Happy twenty ten. I hope this is a better year for you.

My daughter has been diagnosed with breast cancer. I wonder if you can share information you feel may be helpful for her.

The preliminary report was that it is the most common type of breast cancer they see (whatever that means) and she was told it was encapsulated. She is able to see her test results on-line, and said she saw that it was the aggressive type. She hasn't seen the surgeon yet, so this is all I know to date. BTW, she is 44 years old. Anything you can share will be greatly appreciated.

Thanks in advance.


Response (I am not so arrogant as to believe I have any answers):

First, I am so sorry that you are being so touched by b.c. It sounds like it is ductal carcinoma. She needs to research, research, research! She should not make any decisions from a position of fear (or emotionally bullying) by the medical professionals. Cancer is typically indolent, and if it has been detected in an early stage she need not feel pressured to opt for any course of action immediately before she fully explores all of her options.

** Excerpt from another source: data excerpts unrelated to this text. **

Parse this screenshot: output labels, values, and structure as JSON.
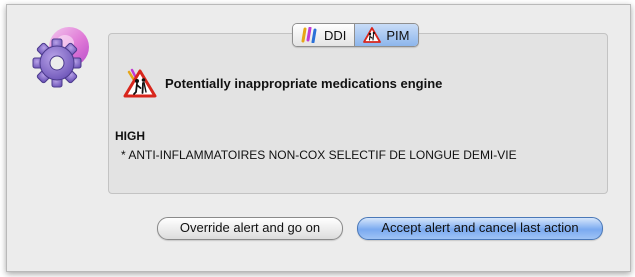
{
  "tabs": [
    {
      "label": "DDI",
      "icon": "ddi-icon",
      "selected": false
    },
    {
      "label": "PIM",
      "icon": "elderly-warning-icon",
      "selected": true
    }
  ],
  "engine": {
    "title": "Potentially inappropriate medications engine",
    "icon": "elderly-warning-icon"
  },
  "alert": {
    "level": "HIGH",
    "items": [
      "* ANTI-INFLAMMATOIRES NON-COX SELECTIF DE LONGUE DEMI-VIE"
    ]
  },
  "buttons": {
    "override_label": "Override alert and go on",
    "accept_label": "Accept alert and cancel last action"
  },
  "colors": {
    "warning": "#d8261c",
    "accent": "#7aaaf0"
  }
}
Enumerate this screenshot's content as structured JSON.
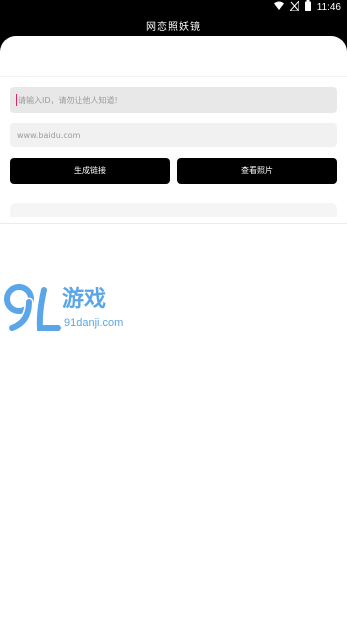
{
  "status_bar": {
    "time": "11:46",
    "icons": [
      "wifi-icon",
      "signal-off-icon",
      "battery-icon"
    ]
  },
  "app": {
    "title": "网恋照妖镜"
  },
  "form": {
    "id_input": {
      "placeholder": "请输入ID，请勿让他人知道!"
    },
    "url_input": {
      "placeholder": "www.baidu.com"
    },
    "buttons": {
      "generate_label": "生成链接",
      "view_label": "查看照片"
    }
  },
  "watermark": {
    "logo_text": "游戏",
    "site_text": "91danji.com"
  },
  "colors": {
    "status_bar": "#000000",
    "button_bg": "#000000",
    "input_bg": "#e8e8e8",
    "caret": "#e0245e",
    "watermark_blue": "#5aa6e8"
  }
}
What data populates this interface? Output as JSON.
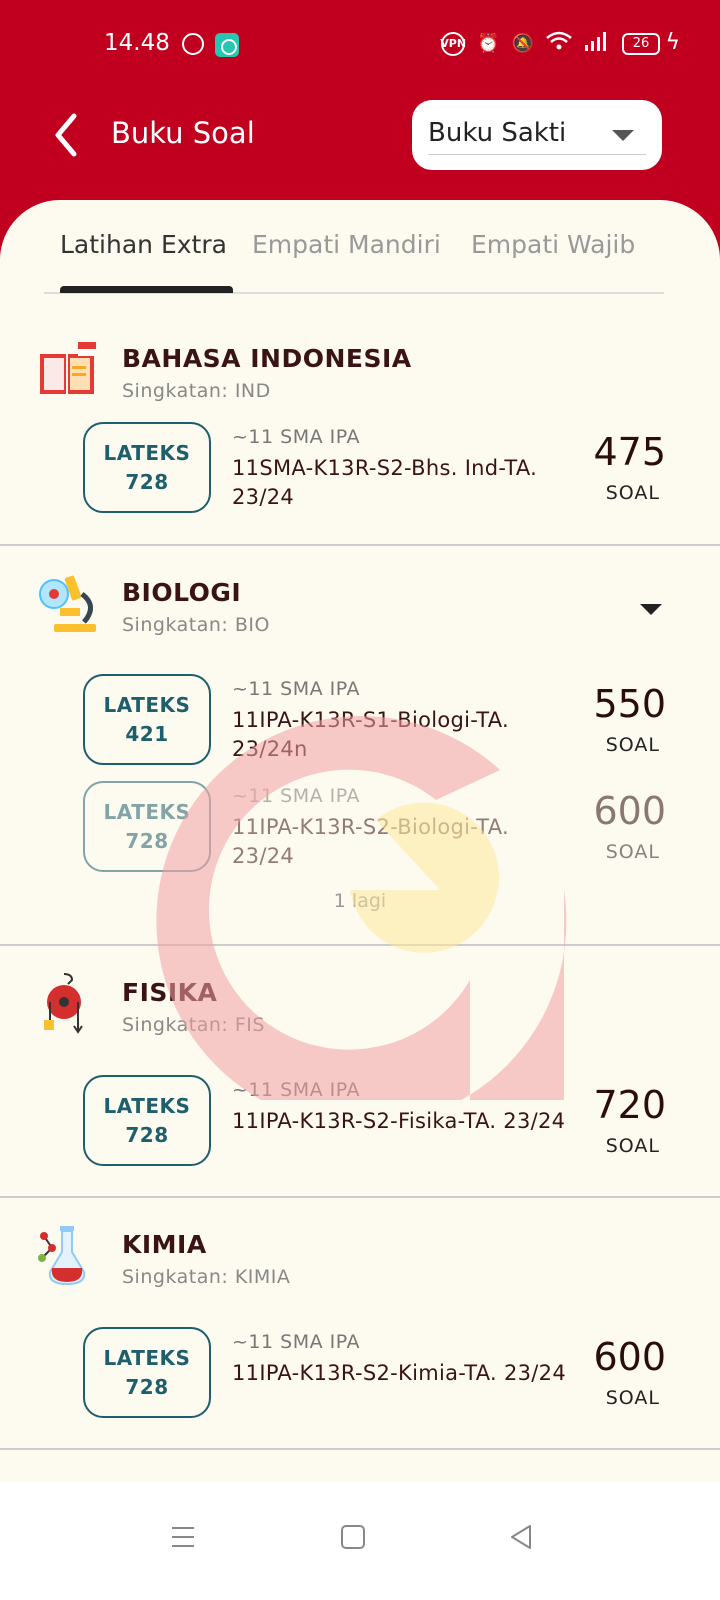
{
  "status_bar": {
    "time": "14.48",
    "vpn": "VPN",
    "battery": "26"
  },
  "header": {
    "title": "Buku Soal",
    "selector_value": "Buku Sakti"
  },
  "tabs": [
    {
      "label": "Latihan Extra",
      "active": true
    },
    {
      "label": "Empati Mandiri",
      "active": false
    },
    {
      "label": "Empati Wajib",
      "active": false
    }
  ],
  "subjects": [
    {
      "name": "BAHASA INDONESIA",
      "abbr": "Singkatan: IND",
      "icon": "book-icon",
      "items": [
        {
          "badge_label": "LATEKS",
          "badge_number": "728",
          "level": "~11 SMA IPA",
          "code": "11SMA-K13R-S2-Bhs. Ind-TA. 23/24",
          "count": "475",
          "unit": "SOAL"
        }
      ]
    },
    {
      "name": "BIOLOGI",
      "abbr": "Singkatan: BIO",
      "icon": "microscope-icon",
      "items": [
        {
          "badge_label": "LATEKS",
          "badge_number": "421",
          "level": "~11 SMA IPA",
          "code": "11IPA-K13R-S1-Biologi-TA. 23/24n",
          "count": "550",
          "unit": "SOAL"
        },
        {
          "badge_label": "LATEKS",
          "badge_number": "728",
          "level": "~11 SMA IPA",
          "code": "11IPA-K13R-S2-Biologi-TA. 23/24",
          "count": "600",
          "unit": "SOAL"
        }
      ],
      "more_label": "1 lagi"
    },
    {
      "name": "FISIKA",
      "abbr": "Singkatan: FIS",
      "icon": "physics-pulley-icon",
      "items": [
        {
          "badge_label": "LATEKS",
          "badge_number": "728",
          "level": "~11 SMA IPA",
          "code": "11IPA-K13R-S2-Fisika-TA. 23/24",
          "count": "720",
          "unit": "SOAL"
        }
      ]
    },
    {
      "name": "KIMIA",
      "abbr": "Singkatan: KIMIA",
      "icon": "flask-icon",
      "items": [
        {
          "badge_label": "LATEKS",
          "badge_number": "728",
          "level": "~11 SMA IPA",
          "code": "11IPA-K13R-S2-Kimia-TA. 23/24",
          "count": "600",
          "unit": "SOAL"
        }
      ]
    }
  ],
  "colors": {
    "brand_red": "#c1001f",
    "sheet_bg": "#fdfaef",
    "badge_teal": "#1e5f6e",
    "title_dark": "#3a1414"
  }
}
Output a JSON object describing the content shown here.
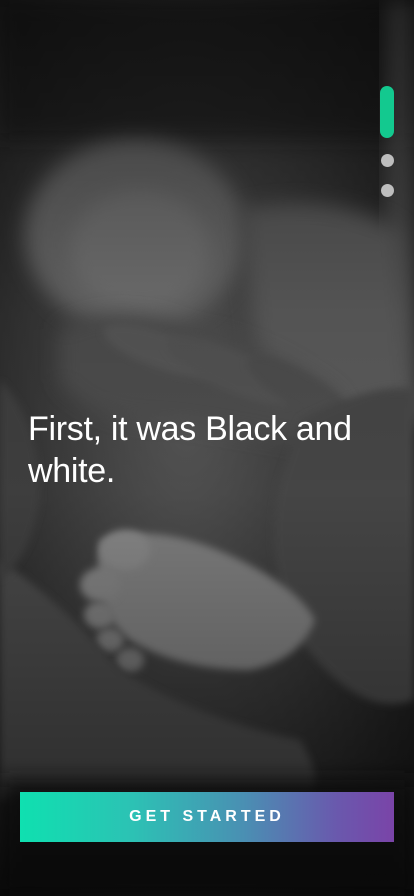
{
  "onboarding": {
    "headline": "First, it was Black and white.",
    "cta_label": "GET STARTED",
    "pagination": {
      "total": 3,
      "active_index": 0
    },
    "background_image": "grayscale-photo-baby-feet-in-hands"
  },
  "colors": {
    "accent": "#13c98f",
    "inactive_dot": "#bdbdbd",
    "gradient_start": "#0fe0b0",
    "gradient_end": "#7a44a8",
    "text": "#ffffff"
  }
}
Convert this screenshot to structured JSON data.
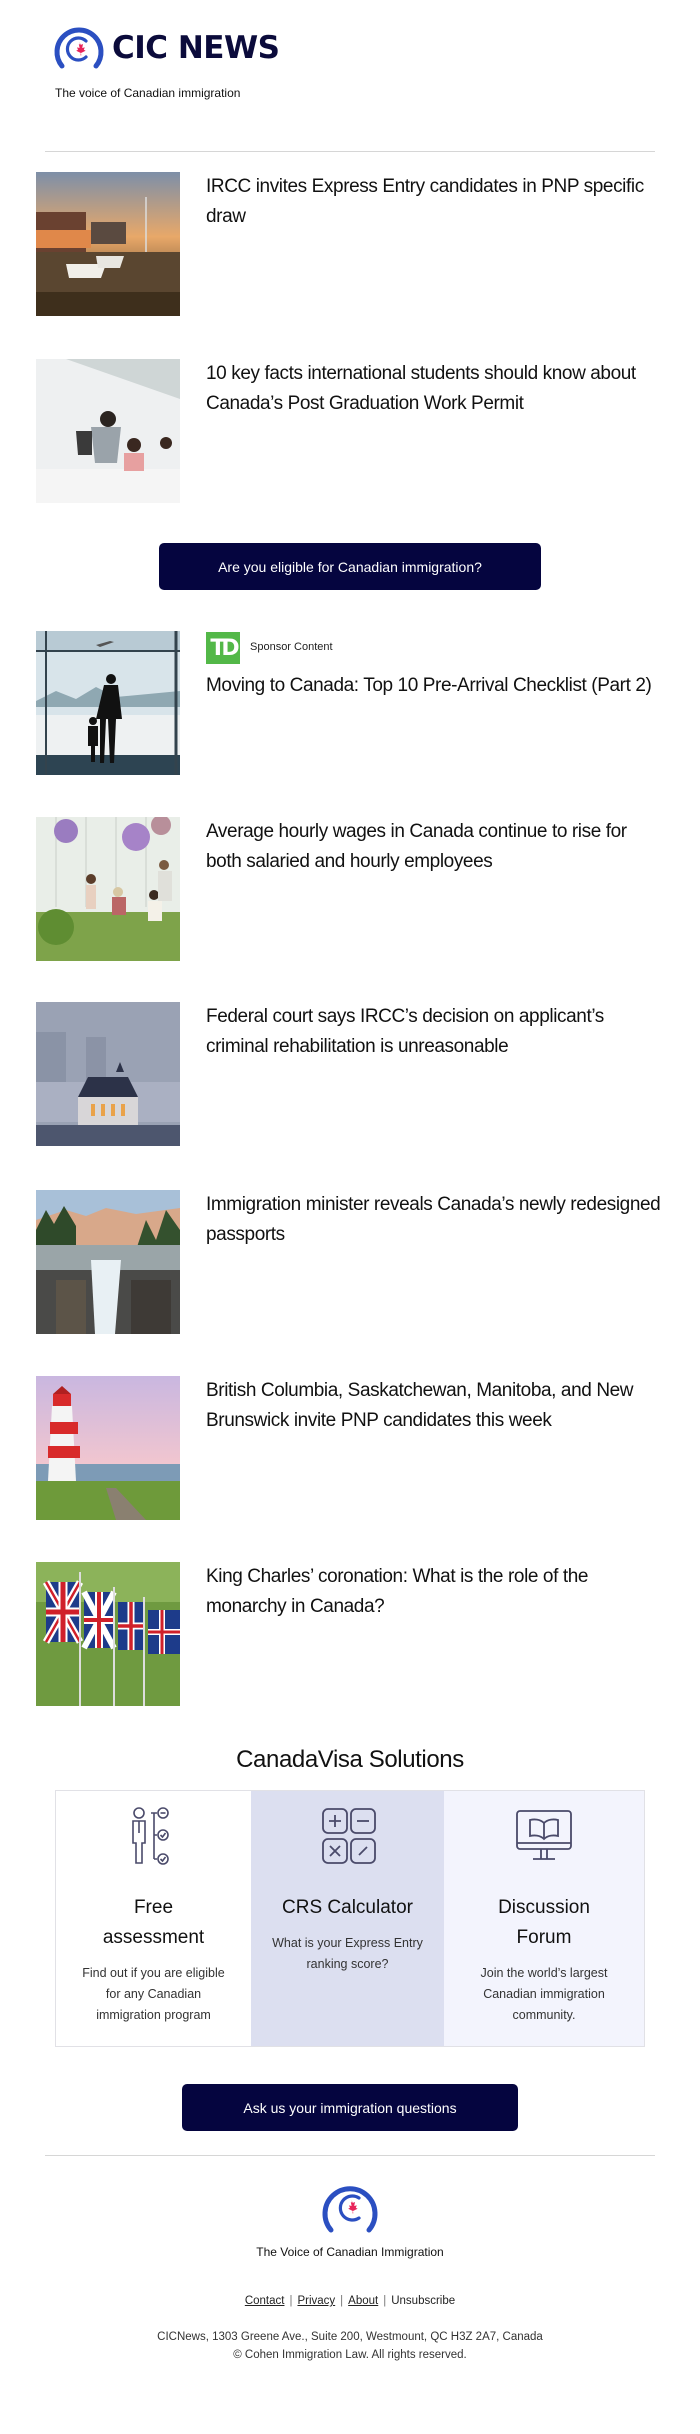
{
  "header": {
    "brand": "CIC NEWS",
    "tagline": "The voice of Canadian immigration",
    "logo_colors": {
      "ring": "#2b4fc1",
      "leaf": "#e8245a"
    }
  },
  "articles": [
    {
      "title": "IRCC invites Express Entry candidates in PNP specific draw",
      "image": "harbour-sunset-image"
    },
    {
      "title": "10 key facts international students should know about Canada’s Post Graduation Work Permit",
      "image": "students-image"
    },
    {
      "title": "Moving to Canada: Top 10 Pre-Arrival Checklist (Part 2)",
      "image": "airport-window-image",
      "sponsor": {
        "logo_text": "TD",
        "label": "Sponsor Content"
      }
    },
    {
      "title": "Average hourly wages in Canada continue to rise for both salaried and hourly employees",
      "image": "greenhouse-workers-image"
    },
    {
      "title": "Federal court says IRCC’s decision on applicant’s criminal rehabilitation is unreasonable",
      "image": "supreme-court-fog-image"
    },
    {
      "title": "Immigration minister reveals Canada’s newly redesigned passports",
      "image": "waterfall-canyon-image"
    },
    {
      "title": "British Columbia, Saskatchewan, Manitoba, and New Brunswick invite PNP candidates this week",
      "image": "lighthouse-image"
    },
    {
      "title": "King Charles’ coronation: What is the role of the monarchy in Canada?",
      "image": "union-jack-flags-image"
    }
  ],
  "cta_eligibility": "Are you eligible for Canadian immigration?",
  "solutions": {
    "title": "CanadaVisa Solutions",
    "items": [
      {
        "heading": "Free assessment",
        "description": "Find out if you are eligible for any Canadian immigration program",
        "icon": "assessment-checklist-icon",
        "bg": "#ffffff"
      },
      {
        "heading": "CRS Calculator",
        "description": "What is your Express Entry ranking score?",
        "icon": "calculator-icon",
        "bg": "#dcdff0"
      },
      {
        "heading": "Discussion Forum",
        "description": "Join the world’s largest Canadian immigration community.",
        "icon": "forum-monitor-book-icon",
        "bg": "#f3f4fd"
      }
    ]
  },
  "cta_questions": "Ask us your immigration questions",
  "footer": {
    "tagline": "The Voice of Canadian Immigration",
    "links": [
      "Contact",
      "Privacy",
      "About",
      "Unsubscribe"
    ],
    "address": "CICNews, 1303 Greene Ave., Suite 200, Westmount, QC H3Z 2A7, Canada",
    "copyright": "© Cohen Immigration Law. All rights reserved."
  },
  "colors": {
    "button_bg": "#05053f",
    "brand_text": "#0b0b3b",
    "td_green": "#53b848"
  }
}
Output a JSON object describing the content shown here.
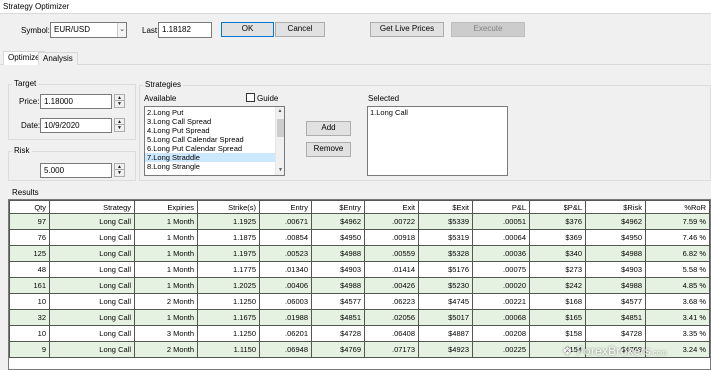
{
  "window": {
    "title": "Strategy Optimizer"
  },
  "toolbar": {
    "symbol_label": "Symbol:",
    "symbol_value": "EUR/USD",
    "last_label": "Last:",
    "last_value": "1.18182",
    "ok_label": "OK",
    "cancel_label": "Cancel",
    "live_prices_label": "Get Live Prices",
    "execute_label": "Execute"
  },
  "tabs": [
    {
      "label": "Optimize",
      "active": true
    },
    {
      "label": "Analysis",
      "active": false
    }
  ],
  "target": {
    "group_label": "Target",
    "price_label": "Price:",
    "price_value": "1.18000",
    "date_label": "Date:",
    "date_value": "10/9/2020"
  },
  "risk": {
    "group_label": "Risk",
    "value": "5.000"
  },
  "strategies": {
    "group_label": "Strategies",
    "available_label": "Available",
    "guide_label": "Guide",
    "guide_checked": false,
    "selected_label": "Selected",
    "available_items": [
      "2.Long Put",
      "3.Long Call Spread",
      "4.Long Put Spread",
      "5.Long Call Calendar Spread",
      "6.Long Put Calendar Spread",
      "7.Long Straddle",
      "8.Long Strangle"
    ],
    "highlighted_index": 5,
    "selected_items": [
      "1.Long Call"
    ],
    "add_label": "Add",
    "remove_label": "Remove"
  },
  "results": {
    "group_label": "Results",
    "columns": [
      "Qty",
      "Strategy",
      "Expiries",
      "Strike(s)",
      "Entry",
      "$Entry",
      "Exit",
      "$Exit",
      "P&L",
      "$P&L",
      "$Risk",
      "%RoR"
    ],
    "rows": [
      [
        "97",
        "Long Call",
        "1 Month",
        "1.1925",
        ".00671",
        "$4962",
        ".00722",
        "$5339",
        ".00051",
        "$376",
        "$4962",
        "7.59 %"
      ],
      [
        "76",
        "Long Call",
        "1 Month",
        "1.1875",
        ".00854",
        "$4950",
        ".00918",
        "$5319",
        ".00064",
        "$369",
        "$4950",
        "7.46 %"
      ],
      [
        "125",
        "Long Call",
        "1 Month",
        "1.1975",
        ".00523",
        "$4988",
        ".00559",
        "$5328",
        ".00036",
        "$340",
        "$4988",
        "6.82 %"
      ],
      [
        "48",
        "Long Call",
        "1 Month",
        "1.1775",
        ".01340",
        "$4903",
        ".01414",
        "$5176",
        ".00075",
        "$273",
        "$4903",
        "5.58 %"
      ],
      [
        "161",
        "Long Call",
        "1 Month",
        "1.2025",
        ".00406",
        "$4988",
        ".00426",
        "$5230",
        ".00020",
        "$242",
        "$4988",
        "4.85 %"
      ],
      [
        "10",
        "Long Call",
        "2 Month",
        "1.1250",
        ".06003",
        "$4577",
        ".06223",
        "$4745",
        ".00221",
        "$168",
        "$4577",
        "3.68 %"
      ],
      [
        "32",
        "Long Call",
        "1 Month",
        "1.1675",
        ".01988",
        "$4851",
        ".02056",
        "$5017",
        ".00068",
        "$165",
        "$4851",
        "3.41 %"
      ],
      [
        "10",
        "Long Call",
        "3 Month",
        "1.1250",
        ".06201",
        "$4728",
        ".06408",
        "$4887",
        ".00208",
        "$158",
        "$4728",
        "3.35 %"
      ],
      [
        "9",
        "Long Call",
        "2 Month",
        "1.1150",
        ".06948",
        "$4769",
        ".07173",
        "$4923",
        ".00225",
        "$154",
        "$4769",
        "3.24 %"
      ]
    ]
  },
  "watermark": {
    "text": "ForexBrokers",
    "suffix": ".com"
  },
  "colors": {
    "row_alt": "#e6f2e1",
    "list_highlight": "#cce8ff",
    "ok_border": "#0078d7"
  }
}
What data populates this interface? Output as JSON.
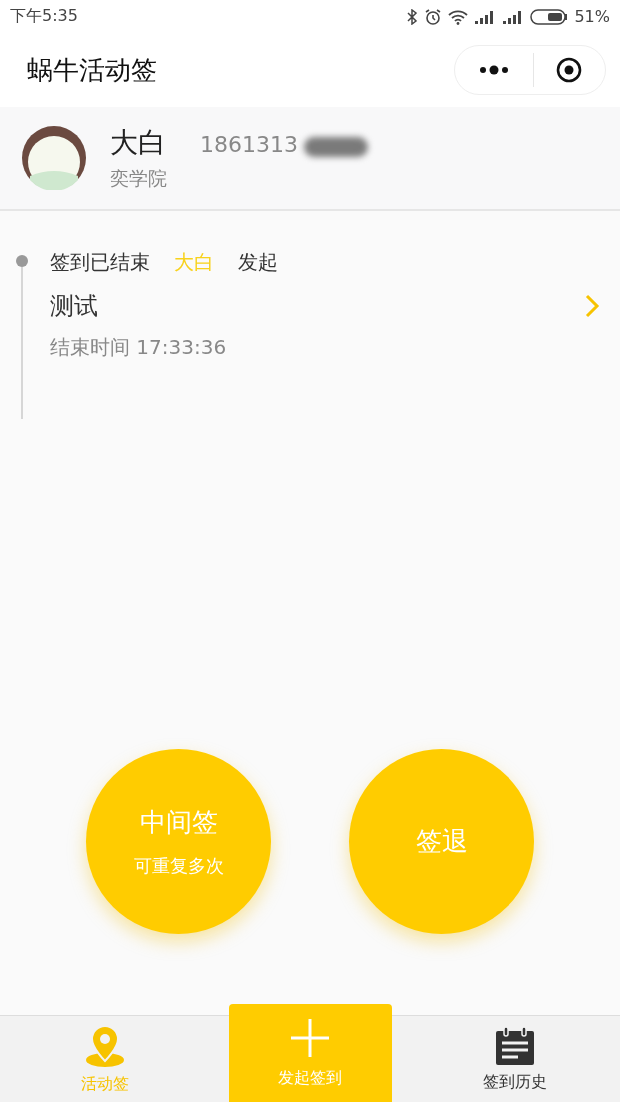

My own cancer is Invasive Lobular Carcinoma -- less common, but generally: DCIS is encapsulated within the milk ducts and there are different types - Comedo happens to be the more aggressive type in that of the types of DCIS - it would spread more quickly than the other types. Having said that it is a very early form of breast cancer, and is still classified as stage -0-.

She should pay the $500 and have her diagnostic records sent to Dr. Michael Lagios in the Bay Area. I know she is out-of-state, but he does phone consults. He will go over her diagnosis and fully advise her as to a course of action, in addition to re-evaluating her diagnosis. I found Lagios to be informed, sensitive, a “non-cookie cutter" doc who was integral in my own research and exploration.